Extending Tensors to lie on Riemannian manifold

Hi! I started implementing a recent paper that seemed to be exciting and useful for the community (it is Riemannian Adaptive Optimization Methods). Deciding on API I chose native Tensors to be subclassed as well as Parameters. This allowed generic implementation for Riemannian optimizers. However, having a decent development experience, I also thought it is a good thing to ask pytorch developers if I’m doing things in the right way.

My question is this way to implement such kind of subclasses is right and a follows best practices? (here is it)

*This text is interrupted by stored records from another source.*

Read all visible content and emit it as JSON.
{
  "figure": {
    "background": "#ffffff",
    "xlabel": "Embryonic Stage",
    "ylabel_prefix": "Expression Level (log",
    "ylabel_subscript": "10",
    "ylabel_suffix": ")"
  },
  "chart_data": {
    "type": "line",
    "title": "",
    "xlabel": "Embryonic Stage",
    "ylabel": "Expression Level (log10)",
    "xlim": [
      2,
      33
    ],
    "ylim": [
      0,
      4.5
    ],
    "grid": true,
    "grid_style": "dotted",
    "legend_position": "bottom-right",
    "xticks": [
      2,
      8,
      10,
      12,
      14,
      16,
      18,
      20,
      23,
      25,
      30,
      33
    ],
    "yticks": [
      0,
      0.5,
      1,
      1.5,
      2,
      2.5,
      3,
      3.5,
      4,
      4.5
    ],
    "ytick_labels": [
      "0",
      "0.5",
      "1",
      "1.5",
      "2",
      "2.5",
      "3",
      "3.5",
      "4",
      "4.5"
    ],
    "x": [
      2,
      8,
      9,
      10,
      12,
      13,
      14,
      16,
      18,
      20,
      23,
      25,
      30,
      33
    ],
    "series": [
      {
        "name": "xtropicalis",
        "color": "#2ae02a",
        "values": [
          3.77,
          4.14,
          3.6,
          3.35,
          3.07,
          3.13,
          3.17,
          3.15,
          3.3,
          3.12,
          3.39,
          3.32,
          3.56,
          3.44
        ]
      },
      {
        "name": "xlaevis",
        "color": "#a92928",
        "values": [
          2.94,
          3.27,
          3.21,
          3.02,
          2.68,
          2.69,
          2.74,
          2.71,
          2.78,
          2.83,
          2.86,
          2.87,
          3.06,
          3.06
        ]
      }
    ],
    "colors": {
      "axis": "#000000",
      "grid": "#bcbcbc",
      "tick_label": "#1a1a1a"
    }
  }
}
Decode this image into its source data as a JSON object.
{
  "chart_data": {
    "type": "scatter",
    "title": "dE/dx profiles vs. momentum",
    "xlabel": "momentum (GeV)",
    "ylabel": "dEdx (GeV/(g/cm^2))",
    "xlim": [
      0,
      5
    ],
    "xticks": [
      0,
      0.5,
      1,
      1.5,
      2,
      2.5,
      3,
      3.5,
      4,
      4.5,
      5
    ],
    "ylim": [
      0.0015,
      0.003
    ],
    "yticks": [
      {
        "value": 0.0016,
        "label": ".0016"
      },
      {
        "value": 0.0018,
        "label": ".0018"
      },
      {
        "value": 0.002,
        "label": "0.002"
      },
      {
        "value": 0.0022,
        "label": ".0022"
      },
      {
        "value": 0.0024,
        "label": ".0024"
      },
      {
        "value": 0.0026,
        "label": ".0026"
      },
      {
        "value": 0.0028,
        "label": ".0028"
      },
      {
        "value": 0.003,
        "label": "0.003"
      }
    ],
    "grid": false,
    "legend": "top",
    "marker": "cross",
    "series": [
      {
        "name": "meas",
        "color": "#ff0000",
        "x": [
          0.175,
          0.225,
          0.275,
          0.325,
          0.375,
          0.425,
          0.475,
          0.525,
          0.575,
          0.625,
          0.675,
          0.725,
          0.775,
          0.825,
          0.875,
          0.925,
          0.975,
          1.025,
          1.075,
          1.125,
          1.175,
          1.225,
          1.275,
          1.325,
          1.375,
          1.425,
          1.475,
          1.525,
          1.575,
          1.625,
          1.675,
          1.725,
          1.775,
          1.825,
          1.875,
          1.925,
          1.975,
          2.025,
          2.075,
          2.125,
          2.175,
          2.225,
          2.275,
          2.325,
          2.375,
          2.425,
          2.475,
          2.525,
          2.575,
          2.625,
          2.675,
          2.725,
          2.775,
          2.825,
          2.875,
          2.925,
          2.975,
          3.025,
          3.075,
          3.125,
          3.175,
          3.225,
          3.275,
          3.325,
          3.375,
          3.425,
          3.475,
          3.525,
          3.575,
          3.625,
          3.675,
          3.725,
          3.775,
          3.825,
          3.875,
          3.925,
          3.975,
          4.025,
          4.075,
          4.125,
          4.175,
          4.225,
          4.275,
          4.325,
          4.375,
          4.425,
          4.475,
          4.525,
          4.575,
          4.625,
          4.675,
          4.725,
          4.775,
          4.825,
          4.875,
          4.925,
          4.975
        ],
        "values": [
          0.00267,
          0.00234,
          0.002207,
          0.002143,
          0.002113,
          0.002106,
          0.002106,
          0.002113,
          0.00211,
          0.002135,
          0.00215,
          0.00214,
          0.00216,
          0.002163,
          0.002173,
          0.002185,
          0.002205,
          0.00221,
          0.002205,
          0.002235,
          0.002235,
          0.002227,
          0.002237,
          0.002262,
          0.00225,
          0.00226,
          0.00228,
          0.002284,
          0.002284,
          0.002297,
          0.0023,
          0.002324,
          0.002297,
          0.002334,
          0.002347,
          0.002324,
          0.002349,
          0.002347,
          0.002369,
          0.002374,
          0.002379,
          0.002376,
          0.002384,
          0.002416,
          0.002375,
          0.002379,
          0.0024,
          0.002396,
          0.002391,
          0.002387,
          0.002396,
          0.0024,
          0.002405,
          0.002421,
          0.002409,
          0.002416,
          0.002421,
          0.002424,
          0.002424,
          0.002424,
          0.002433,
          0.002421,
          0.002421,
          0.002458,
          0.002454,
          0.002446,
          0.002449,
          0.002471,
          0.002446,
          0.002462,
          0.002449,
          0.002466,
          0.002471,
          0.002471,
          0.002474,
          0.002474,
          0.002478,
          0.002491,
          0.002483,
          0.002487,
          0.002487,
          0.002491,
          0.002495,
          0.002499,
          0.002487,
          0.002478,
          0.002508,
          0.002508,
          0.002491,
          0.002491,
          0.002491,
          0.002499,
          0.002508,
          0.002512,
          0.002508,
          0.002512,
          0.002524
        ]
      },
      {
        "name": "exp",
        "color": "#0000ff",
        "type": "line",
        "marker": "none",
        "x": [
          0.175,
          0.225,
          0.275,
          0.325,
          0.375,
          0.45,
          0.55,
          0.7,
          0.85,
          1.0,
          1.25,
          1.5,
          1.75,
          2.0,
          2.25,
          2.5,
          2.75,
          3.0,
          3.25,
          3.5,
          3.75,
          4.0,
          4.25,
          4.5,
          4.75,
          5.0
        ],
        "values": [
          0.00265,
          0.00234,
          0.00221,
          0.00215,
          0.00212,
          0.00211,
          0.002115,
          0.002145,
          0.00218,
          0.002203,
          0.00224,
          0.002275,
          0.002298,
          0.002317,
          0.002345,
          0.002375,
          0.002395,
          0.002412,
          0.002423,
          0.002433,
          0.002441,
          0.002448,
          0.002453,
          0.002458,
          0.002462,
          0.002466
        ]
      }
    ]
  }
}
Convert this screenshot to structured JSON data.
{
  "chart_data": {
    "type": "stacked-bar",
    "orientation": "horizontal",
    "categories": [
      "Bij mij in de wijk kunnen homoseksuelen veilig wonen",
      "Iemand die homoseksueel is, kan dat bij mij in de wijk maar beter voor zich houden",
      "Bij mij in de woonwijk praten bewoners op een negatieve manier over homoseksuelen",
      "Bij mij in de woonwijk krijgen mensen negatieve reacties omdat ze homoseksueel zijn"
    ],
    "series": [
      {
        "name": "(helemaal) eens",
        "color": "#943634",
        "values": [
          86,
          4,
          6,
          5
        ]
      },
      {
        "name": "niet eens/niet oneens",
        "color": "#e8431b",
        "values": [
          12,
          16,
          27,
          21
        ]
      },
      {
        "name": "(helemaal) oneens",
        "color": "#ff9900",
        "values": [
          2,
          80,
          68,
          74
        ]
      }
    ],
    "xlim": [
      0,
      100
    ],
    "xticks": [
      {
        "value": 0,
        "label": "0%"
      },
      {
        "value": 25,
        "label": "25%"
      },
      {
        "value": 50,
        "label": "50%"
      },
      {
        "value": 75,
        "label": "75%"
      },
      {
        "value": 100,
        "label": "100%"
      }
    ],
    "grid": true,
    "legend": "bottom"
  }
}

Some issues/benefits I got with this API

  • isinstance(r_parameter, torch.nn.Parameter) is True that is a good thing, you can use such params in a module
  • r_tensor.clone() returns Tensor type. I have not yet decided whether it is expected behaviour or should be changed. and return ManifoldTensor type.
  • r_rensor.data – same thing

I think the last two concerns are the only I have. Thank you!

2 Likes

This looks quite interesting. Thanks a lot for sharing!

As of right now, since there isn’t a better way to runtime-add functionality to the Tensor class, I’d expect that this is probably fine.
I’d say that for clone and data you probably want to preserve your own Tensor class, instead of it being de-promoted back to Tensor class.

We are working on adding runtime-registerable functions on Tensor class, so that you can declare something like torch.my_fun(Tensor, Tensor) -> Tensor and it be dispatched to your own function. I’m not sure when that will land, hoping for 1.1

I’d say that for clone and data you probably want to preserve your own Tensor class, instead of it being de-promoted back to Tensor class.

I copied the behaviour of torch.nn.Parameter class, it actually de-promotes to Tensor (that seems to be expected).

Do you plan to add a kind of tensor conversion? Say, I have a complex data structure that is able to construct a Tensor representation. I would like to store that complexity on a backend, providing users just an API so that they seamlessly pass this data structure into torch functions as a regular tensor.

The developer facing api for that should look like

def __to_tensor__(self, dtype=None, device=None, clone=False):

That’s not a bad idea, we haven’t thought about that tbh. If you open an issue, we’ll discuss the semantics / implementation / timeline.